His success speaks for itself. He was so gifted and dedicated to his craft that he didn’t feel the need for other people’s opinions. For a major-league pitcher with his levels of commitment, intensity and focus that probably works OK. For a business executive with shared responsibility, it proves difficult.
Today, Ryan is back on Houston’s payroll as an executive adviser to Astros owner Jim Crane. Ryan’s son Reid is President of Baseball Operations there. He also co-owns the Round Rock Express, the Rangers’ AAA minor-league team. His contract with Globe Life Park concessions was not renewed. There’s talk the Rangers’ affiliation with the Express will end when the current contract expires, so it seems that there’s no longer a relationship between him and the Rangers, business or otherwise.

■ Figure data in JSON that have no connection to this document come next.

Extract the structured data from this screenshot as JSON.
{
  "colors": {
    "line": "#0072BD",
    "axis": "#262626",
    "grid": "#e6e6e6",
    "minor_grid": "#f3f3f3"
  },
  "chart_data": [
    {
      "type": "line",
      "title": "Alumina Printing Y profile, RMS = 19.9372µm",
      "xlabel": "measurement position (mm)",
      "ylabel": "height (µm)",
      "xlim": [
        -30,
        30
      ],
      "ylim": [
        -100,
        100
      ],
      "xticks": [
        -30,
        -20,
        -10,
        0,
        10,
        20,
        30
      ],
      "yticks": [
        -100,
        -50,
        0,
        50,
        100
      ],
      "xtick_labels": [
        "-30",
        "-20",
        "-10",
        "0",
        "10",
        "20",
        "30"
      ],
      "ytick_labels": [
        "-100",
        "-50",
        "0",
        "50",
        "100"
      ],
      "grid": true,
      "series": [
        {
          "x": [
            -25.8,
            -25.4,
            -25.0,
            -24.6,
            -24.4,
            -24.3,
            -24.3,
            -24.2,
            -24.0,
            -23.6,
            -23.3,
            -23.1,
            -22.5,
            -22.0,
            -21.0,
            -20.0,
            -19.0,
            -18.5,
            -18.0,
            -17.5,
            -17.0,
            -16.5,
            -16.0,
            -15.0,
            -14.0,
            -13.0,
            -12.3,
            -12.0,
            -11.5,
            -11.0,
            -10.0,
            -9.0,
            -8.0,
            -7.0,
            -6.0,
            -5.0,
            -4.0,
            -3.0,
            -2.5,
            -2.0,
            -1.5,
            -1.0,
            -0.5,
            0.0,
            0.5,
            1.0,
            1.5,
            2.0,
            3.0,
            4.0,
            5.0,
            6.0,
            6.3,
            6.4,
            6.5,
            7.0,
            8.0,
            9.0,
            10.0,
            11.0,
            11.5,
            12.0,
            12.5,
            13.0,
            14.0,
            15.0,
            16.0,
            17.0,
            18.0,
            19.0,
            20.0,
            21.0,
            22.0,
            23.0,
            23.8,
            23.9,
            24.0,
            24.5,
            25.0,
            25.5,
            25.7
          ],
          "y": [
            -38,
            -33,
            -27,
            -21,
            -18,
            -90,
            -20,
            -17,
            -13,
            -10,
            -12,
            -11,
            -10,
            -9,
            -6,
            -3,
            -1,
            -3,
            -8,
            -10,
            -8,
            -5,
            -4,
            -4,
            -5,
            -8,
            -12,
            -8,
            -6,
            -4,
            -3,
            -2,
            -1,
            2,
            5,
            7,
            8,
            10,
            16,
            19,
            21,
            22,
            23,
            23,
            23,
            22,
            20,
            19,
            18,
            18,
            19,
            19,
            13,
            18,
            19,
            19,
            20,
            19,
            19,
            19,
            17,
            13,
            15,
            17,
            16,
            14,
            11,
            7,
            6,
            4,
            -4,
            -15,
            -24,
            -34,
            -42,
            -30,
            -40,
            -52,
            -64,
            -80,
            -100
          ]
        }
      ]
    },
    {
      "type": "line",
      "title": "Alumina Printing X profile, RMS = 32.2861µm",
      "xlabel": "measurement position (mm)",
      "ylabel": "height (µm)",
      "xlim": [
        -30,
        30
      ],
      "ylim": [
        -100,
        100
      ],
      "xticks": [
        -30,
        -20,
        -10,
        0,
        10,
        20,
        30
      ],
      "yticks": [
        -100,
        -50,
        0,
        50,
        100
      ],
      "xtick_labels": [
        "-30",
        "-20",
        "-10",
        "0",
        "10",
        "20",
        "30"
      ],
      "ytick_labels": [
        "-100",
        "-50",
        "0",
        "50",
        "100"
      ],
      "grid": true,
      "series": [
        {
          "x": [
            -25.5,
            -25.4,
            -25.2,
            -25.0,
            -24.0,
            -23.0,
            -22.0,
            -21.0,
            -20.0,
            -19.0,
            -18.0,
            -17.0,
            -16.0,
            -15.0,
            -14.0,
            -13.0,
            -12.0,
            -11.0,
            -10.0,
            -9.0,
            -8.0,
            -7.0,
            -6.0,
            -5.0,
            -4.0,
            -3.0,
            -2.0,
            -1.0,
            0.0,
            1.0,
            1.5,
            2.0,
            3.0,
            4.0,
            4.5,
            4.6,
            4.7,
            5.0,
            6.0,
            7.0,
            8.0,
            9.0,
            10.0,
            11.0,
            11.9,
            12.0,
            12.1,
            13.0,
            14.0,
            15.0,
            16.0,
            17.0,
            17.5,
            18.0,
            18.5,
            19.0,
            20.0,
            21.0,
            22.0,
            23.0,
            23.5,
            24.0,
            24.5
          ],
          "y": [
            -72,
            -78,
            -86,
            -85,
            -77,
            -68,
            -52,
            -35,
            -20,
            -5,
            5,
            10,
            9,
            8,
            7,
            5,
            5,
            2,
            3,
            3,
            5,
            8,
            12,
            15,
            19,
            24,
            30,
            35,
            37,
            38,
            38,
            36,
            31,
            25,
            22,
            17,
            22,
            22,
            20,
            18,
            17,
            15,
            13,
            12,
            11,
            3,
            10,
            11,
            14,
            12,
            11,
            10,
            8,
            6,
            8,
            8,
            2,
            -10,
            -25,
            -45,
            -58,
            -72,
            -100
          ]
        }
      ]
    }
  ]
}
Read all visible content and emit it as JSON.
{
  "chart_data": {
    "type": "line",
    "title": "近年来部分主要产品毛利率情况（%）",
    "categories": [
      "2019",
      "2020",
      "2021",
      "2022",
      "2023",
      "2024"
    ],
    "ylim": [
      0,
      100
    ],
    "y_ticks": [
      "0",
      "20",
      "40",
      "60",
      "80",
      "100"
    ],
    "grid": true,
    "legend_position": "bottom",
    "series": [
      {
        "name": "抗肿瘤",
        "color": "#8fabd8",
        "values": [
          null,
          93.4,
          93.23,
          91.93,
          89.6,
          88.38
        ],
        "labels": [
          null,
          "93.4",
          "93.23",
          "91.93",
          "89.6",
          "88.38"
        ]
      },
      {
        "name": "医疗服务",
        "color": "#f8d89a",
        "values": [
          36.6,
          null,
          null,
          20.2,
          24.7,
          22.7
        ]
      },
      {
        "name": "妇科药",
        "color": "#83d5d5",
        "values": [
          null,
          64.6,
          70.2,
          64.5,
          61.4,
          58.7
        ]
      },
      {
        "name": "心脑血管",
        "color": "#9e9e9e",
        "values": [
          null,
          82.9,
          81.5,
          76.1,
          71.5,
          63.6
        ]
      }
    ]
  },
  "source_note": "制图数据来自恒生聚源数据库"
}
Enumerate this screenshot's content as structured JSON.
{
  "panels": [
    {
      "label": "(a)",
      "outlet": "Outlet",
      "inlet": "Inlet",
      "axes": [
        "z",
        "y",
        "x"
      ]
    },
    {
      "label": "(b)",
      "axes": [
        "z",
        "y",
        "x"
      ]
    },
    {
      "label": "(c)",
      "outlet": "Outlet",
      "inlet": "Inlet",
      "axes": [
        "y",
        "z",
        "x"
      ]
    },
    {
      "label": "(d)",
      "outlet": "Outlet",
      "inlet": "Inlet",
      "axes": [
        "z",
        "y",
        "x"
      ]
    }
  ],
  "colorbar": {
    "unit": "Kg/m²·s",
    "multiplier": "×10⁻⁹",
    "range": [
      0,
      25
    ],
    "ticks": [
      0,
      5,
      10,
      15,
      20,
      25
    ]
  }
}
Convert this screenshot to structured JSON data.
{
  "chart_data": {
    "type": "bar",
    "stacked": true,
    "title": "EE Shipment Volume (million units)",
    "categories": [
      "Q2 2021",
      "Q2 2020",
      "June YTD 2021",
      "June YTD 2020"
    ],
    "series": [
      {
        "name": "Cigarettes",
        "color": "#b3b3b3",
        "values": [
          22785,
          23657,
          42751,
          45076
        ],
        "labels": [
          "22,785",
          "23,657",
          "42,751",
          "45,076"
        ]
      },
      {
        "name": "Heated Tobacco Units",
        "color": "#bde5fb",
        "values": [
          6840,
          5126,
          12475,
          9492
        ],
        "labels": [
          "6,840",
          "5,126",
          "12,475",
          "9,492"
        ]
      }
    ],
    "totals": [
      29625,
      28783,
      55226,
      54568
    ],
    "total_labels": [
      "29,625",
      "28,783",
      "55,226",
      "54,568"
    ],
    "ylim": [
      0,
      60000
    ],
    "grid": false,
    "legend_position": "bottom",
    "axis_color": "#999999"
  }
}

It’s too bad that Ryan’s departure from the Rangers turned out less than happy. For more than 20 years, he gave all of us baseball fans plenty to smile about.
*Devine was the GM who built the St. Louis Cardinals team that would win the 1964 World Series, even though he was fired in the middle of the season by impatient owner Augie Busch. Five years later, Devine led the Mets to the 1969 world championship.
**It’s worth noting that the pitch Ryan threw immediately after blowing out his elbow was clocked at 94 mph.
***Not coincidentally, Ryan was named DFW “CEO of the Year” in 2012 by the SMU Cox School of Business.